I want to put my good foot forward. I want to put on my happy face. I want to ‘show off’ my greater talents and display the nicer pages of my knowledge. But the knowledge and memories of my own evil past are not so easy to display before all the world. It’s easier for me to talk about the ’bad in others’ and thus take the attention away from my own faults and failures.

Well, I didn’t intend to zero in on any special attitudes in this article. I was just going to point out some general principles and let everyone decide for themselves what kind of attitudes they need to work on. But, that which is on the inside comes bubbling out sometimes, whether we want it to or not.

Should I edit this thing and take all that stuff out. I do sometimes. My real thoughts erupt on paper and then I sort of ’clean up my act’ before it goes to press. Sometimes I worry about what others will think or how they will react. But, today, I’m just spitting it out.

I’m not intending to put anyone down. My aim is not to attack any certain group of people or any certain behavior. So, when I come on like that, I have to ‘repent’ and soften up the words a bit, so they will become more acceptable. I take out some of the lemon and add the sugar. And then, guess what, I worry about whether some will think I’m guilty of "sugar-coating my message".

So, I struggle to choose which attitude I should embrace. Should I ‘say it like I see it’ and let the chips fall where they may – or swing the ax wildly and scare everyone away? Should I throw truth at people in an abrasive manner or mix it with wisdom and gentle persuasion?

I started my religious life years ago with a ‘hell-fire and brimstone’ mentality. I climbed into the pulpit with a judgmental attitude mixed with a proud, arrogance of soul. Sincere? Yes. I was absolutely sincere. But, I was a punk preacher who didn’t know ‘nuthin’.

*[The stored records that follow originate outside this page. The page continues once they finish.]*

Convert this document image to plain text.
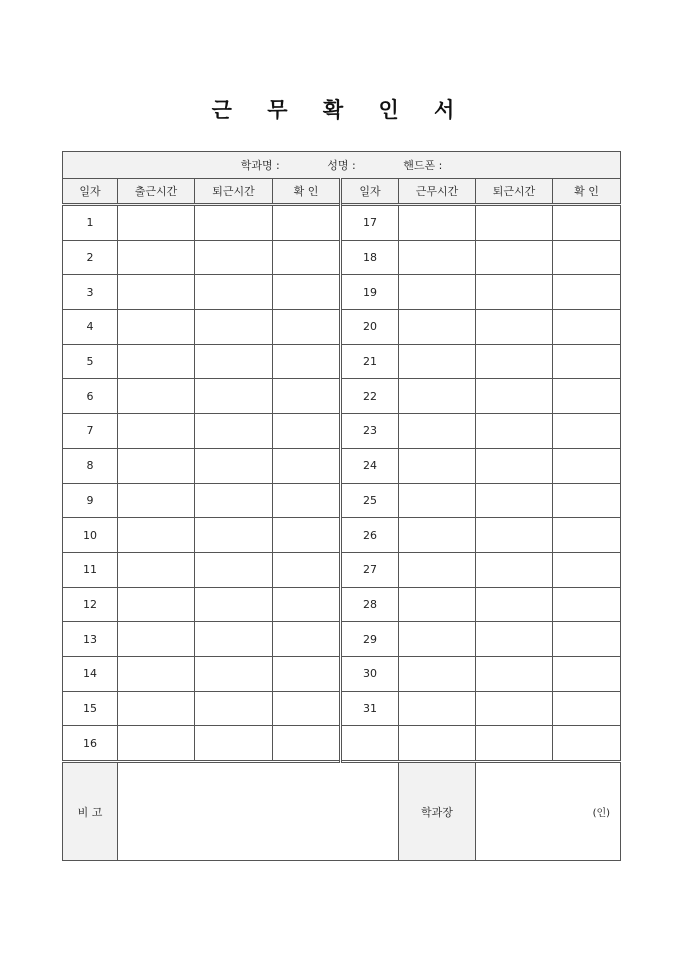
근 무 확 인 서
학과명 : 성명 : 핸드폰 :							
일자	출근시간	퇴근시간	확 인	일자	근무시간	퇴근시간	확 인
1				17			
2				18			
3				19			
4				20			
5				21			
6				22			
7				23			
8				24			
9				25			
10				26			
11				27			
12				28			
13				29			
14				30			
15				31			
16							
비 고					학과장	(인)	
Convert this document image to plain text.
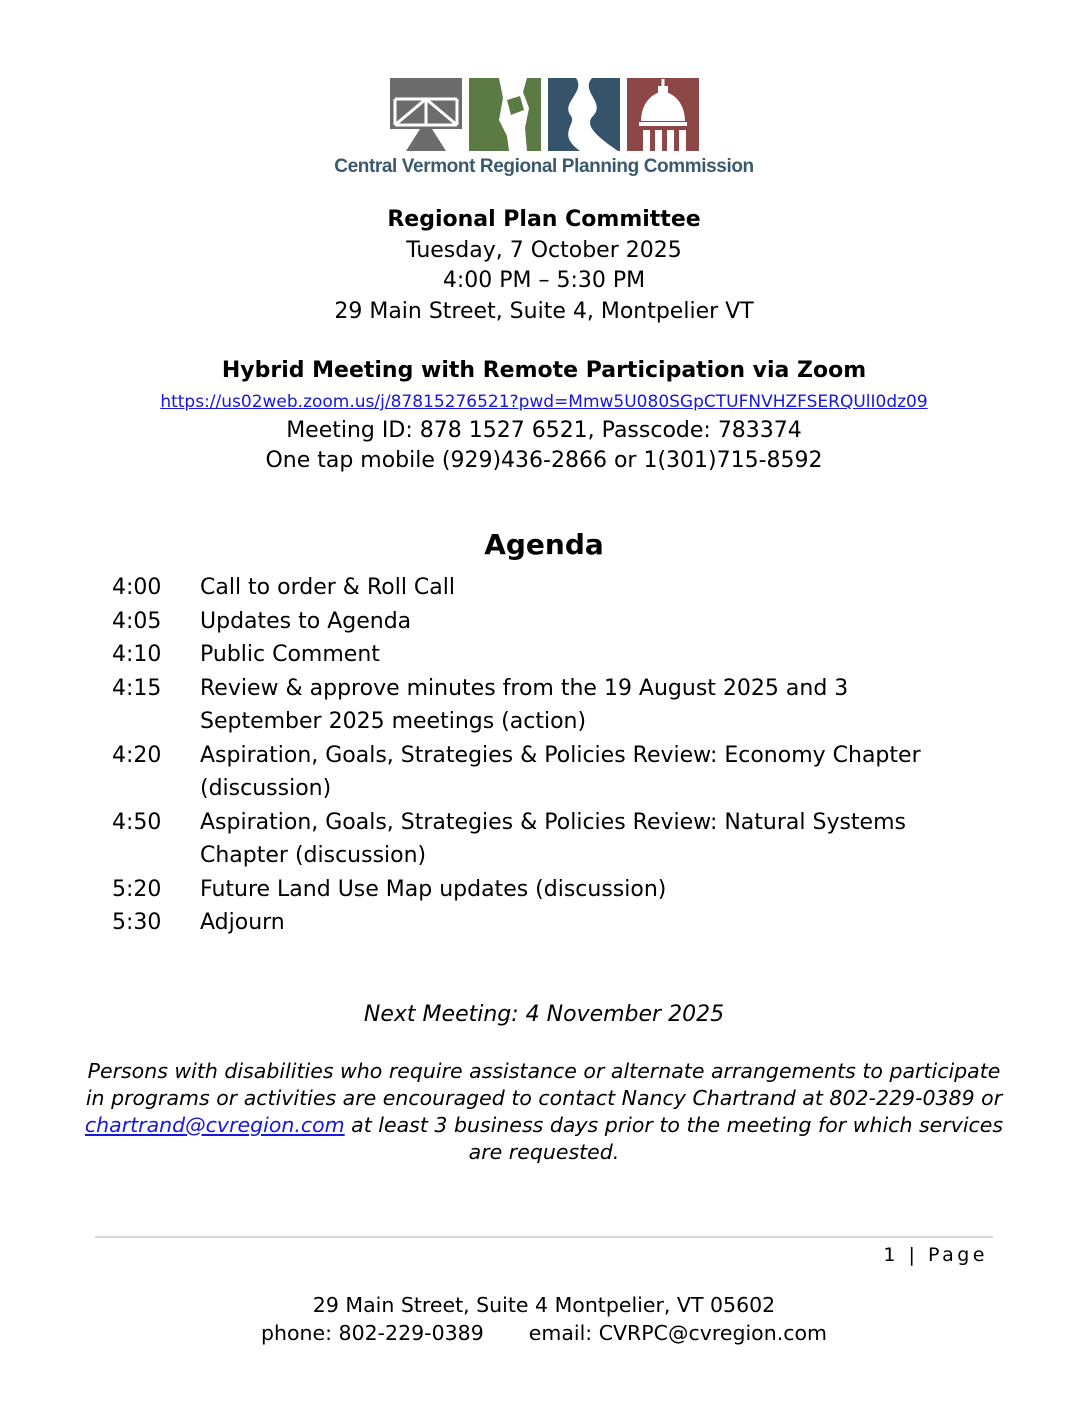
Central Vermont Regional Planning Commission
Regional Plan Committee
Tuesday, 7 October 2025
4:00 PM – 5:30 PM
29 Main Street, Suite 4, Montpelier VT
Hybrid Meeting with Remote Participation via Zoom
https://us02web.zoom.us/j/87815276521?pwd=Mmw5U080SGpCTUFNVHZFSERQUlI0dz09
Meeting ID: 878 1527 6521, Passcode: 783374
One tap mobile (929)436-2866 or 1(301)715-8592
Agenda
4:00	Call to order & Roll Call
4:05	Updates to Agenda
4:10	Public Comment
4:15	Review & approve minutes from the 19 August 2025 and 3 September 2025 meetings (action)
4:20	Aspiration, Goals, Strategies & Policies Review: Economy Chapter (discussion)
4:50	Aspiration, Goals, Strategies & Policies Review: Natural Systems Chapter (discussion)
5:20	Future Land Use Map updates (discussion)
5:30	Adjourn
Next Meeting: 4 November 2025

Persons with disabilities who require assistance or alternate arrangements to participate in programs or activities are encouraged to contact Nancy Chartrand at 802-229-0389 or chartrand@cvregion.com at least 3 business days prior to the meeting for which services are requested.

1 | Page
29 Main Street, Suite 4 Montpelier, VT 05602
phone: 802-229-0389 email: CVRPC@cvregion.com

After living out in the world and getting to know the people on the other side of the fence, I came back rather subdued, broken and seeking to know and understand true meekness. I underwent some radical attitude changes and that’s how I know attitudes just don’t change over night. It took years of good input, practice and failure and more practice to flush the old thinking out of my system and adopt a new way of looking at life and people.

Do I need to make some more attitude changes? Sure! But, I’m tired and I don’t work at it as hard as I used to. I get a little complacent, thinking I’ve changed enough. But, I haven’t. There’s still room for lots of improvement in my life. Encouraging others to seek change keeps me trying, also.

I am going to change – just like everyone else does – little by little – whether it is for better or for worse.

I don’t like that ‘for worse’ stuff, so I’m going to try my best to make sure it is ‘for the better’. How about you?